Heritage
A house, in its own words
Mury Paris operated as a Parisian perfume house during the early twentieth century, producing fragrances from approximately 1917 through the 1940s. The house emerged during a flourishing period for French perfumery, when Paris stood as the undisputed center of luxury fragrance creation. Mury Paris participated actively in this creative ecosystem, developing perfumes that reflected contemporary tastes while maintaining classical French perfumery traditions. The house released numerous fragrances across four decades, adapting to shifting trends in fashion and fragrance preferences through the 1920s, 1930s, and into the post-war period. Their catalog included both light floral compositions and richer creations featuring animalic and woody notes. The house ceased operations by the mid-twentieth century, but their fragrances remain appreciated by collectors and historians of classical perfumery for their authentic representation of early twentieth-century French perfume artistry.
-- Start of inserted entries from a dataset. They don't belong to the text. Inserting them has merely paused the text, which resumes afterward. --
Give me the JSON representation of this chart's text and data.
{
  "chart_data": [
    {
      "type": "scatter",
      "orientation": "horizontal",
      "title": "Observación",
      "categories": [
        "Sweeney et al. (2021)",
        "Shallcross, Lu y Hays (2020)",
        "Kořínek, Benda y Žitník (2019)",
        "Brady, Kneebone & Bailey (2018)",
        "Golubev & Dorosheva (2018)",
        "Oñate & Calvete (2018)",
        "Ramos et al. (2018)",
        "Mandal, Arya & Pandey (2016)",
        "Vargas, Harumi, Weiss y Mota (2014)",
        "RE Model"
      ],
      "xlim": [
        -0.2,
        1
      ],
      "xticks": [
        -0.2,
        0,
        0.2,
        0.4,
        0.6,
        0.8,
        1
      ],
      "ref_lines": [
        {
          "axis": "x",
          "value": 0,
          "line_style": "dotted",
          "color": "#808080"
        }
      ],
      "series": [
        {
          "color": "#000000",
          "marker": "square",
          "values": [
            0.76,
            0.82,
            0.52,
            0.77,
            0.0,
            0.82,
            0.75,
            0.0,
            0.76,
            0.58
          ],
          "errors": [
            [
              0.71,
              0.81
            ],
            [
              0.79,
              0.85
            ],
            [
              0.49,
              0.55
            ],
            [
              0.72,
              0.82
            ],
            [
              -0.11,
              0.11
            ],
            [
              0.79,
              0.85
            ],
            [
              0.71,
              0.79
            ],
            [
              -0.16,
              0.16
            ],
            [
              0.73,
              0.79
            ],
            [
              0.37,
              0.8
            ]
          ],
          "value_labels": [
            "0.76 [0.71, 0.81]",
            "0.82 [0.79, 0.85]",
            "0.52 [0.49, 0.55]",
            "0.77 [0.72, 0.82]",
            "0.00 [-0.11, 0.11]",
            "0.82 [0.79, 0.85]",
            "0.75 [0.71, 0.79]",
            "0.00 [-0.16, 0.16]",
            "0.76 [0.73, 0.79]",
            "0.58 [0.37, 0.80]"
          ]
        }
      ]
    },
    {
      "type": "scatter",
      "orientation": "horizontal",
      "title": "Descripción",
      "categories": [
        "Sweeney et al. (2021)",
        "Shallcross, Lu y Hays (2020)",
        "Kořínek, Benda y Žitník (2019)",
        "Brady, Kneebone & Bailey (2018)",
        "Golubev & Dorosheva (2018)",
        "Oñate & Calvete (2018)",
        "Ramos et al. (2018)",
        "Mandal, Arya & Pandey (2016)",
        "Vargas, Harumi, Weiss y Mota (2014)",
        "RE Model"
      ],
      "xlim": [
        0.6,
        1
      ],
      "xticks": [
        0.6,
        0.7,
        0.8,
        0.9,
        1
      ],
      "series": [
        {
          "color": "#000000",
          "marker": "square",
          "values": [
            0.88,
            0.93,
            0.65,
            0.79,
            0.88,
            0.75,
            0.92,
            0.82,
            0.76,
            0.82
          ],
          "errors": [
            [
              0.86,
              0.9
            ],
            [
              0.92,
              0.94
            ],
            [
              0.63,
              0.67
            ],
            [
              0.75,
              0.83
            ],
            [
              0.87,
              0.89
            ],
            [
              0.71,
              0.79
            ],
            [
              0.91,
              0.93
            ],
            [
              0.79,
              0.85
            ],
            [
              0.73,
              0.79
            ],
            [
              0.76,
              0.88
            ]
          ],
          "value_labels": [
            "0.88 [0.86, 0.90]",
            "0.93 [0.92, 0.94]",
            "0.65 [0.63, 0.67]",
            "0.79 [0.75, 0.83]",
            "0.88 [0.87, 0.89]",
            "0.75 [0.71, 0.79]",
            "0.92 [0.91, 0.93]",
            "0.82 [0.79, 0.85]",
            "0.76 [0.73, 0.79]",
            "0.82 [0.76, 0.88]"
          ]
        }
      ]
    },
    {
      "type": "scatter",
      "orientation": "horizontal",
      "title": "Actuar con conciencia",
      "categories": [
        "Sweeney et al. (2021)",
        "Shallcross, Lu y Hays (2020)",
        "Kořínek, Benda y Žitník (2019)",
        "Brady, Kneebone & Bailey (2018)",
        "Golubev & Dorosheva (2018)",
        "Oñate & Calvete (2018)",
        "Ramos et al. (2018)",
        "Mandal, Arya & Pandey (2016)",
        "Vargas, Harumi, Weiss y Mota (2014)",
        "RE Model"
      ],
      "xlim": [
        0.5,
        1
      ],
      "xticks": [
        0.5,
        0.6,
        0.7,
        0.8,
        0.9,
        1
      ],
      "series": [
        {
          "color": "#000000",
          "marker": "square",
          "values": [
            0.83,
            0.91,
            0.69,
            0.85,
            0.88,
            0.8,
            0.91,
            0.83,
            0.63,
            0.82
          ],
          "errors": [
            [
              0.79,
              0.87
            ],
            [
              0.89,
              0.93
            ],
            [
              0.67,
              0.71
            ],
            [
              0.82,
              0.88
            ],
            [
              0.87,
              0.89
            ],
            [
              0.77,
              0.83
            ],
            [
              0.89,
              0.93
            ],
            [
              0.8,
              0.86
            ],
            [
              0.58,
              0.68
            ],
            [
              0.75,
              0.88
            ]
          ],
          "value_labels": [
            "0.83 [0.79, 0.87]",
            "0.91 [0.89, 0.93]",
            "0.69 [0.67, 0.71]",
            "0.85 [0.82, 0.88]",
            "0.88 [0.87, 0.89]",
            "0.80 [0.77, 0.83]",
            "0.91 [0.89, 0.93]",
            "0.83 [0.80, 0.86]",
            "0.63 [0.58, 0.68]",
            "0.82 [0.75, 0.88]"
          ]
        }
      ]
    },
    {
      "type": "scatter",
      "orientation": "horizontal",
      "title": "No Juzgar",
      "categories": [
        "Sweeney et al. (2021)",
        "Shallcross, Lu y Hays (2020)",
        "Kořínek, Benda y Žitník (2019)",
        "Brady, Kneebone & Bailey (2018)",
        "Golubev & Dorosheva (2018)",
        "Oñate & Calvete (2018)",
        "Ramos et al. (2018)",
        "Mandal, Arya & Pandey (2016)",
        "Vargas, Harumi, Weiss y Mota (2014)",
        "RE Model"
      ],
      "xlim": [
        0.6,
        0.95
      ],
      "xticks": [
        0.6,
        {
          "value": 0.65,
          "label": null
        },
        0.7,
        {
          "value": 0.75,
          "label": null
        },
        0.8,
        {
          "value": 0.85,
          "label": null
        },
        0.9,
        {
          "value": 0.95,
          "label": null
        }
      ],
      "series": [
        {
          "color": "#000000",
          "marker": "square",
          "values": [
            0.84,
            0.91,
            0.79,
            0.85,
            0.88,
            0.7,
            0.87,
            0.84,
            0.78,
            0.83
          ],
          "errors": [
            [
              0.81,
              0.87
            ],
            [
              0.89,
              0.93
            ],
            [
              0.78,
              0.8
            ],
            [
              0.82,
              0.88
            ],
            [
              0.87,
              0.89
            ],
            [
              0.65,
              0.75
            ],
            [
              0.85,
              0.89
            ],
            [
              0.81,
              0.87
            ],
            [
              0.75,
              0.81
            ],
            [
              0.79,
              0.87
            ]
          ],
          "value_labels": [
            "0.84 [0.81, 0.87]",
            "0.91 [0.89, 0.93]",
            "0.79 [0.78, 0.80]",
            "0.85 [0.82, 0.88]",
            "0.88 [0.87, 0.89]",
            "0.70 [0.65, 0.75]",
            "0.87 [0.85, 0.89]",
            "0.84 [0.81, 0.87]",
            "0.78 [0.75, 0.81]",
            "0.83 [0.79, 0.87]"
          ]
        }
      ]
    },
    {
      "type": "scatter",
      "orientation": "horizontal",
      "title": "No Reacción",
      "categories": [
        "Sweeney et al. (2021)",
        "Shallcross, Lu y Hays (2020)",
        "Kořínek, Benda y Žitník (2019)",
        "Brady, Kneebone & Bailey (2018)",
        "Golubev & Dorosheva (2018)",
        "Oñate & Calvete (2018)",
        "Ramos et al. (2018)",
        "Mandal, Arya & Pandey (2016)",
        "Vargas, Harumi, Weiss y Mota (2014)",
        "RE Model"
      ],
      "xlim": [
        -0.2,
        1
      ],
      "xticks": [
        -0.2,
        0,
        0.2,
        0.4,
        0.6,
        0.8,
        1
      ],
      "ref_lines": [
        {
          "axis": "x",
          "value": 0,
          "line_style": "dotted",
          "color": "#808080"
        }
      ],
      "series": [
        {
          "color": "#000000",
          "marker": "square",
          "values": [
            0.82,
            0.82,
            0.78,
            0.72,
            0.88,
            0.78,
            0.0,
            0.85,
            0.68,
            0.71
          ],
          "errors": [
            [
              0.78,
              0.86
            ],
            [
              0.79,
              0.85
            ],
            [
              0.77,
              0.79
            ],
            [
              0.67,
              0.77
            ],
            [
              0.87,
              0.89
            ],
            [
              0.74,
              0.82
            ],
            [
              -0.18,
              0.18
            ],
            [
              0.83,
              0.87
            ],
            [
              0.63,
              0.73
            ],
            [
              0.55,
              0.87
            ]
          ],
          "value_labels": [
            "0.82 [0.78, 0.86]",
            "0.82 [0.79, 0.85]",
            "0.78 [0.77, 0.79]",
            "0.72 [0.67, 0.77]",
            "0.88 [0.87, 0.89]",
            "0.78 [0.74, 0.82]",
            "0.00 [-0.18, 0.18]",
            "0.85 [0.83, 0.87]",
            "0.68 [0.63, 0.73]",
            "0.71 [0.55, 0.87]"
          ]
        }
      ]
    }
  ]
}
Mury Paris embraced the prevailing philosophy of early twentieth-century French perfumery, prioritizing natural raw materials and meticulous composition over novelty. Rather than pursuing avant-garde combinations, the house concentrated on perfecting traditional fragrance families—particularly floral compositions featuring French garden flowers and classical notes like violet, lilac, and lily of the valley. Their name itself, Mury, evokes the timeless walls of Paris, suggesting a house rooted in French tradition. This approach produced perfumes of quiet elegance rather than dramatic innovation, perfumes intended to accompany daily life with refined, wearable beauty. The house valued discretion and craftsmanship over marketing spectacle, a characteristic shared with many independent Parisian perfume houses of the period that operated outside the spotlight of major commercial houses.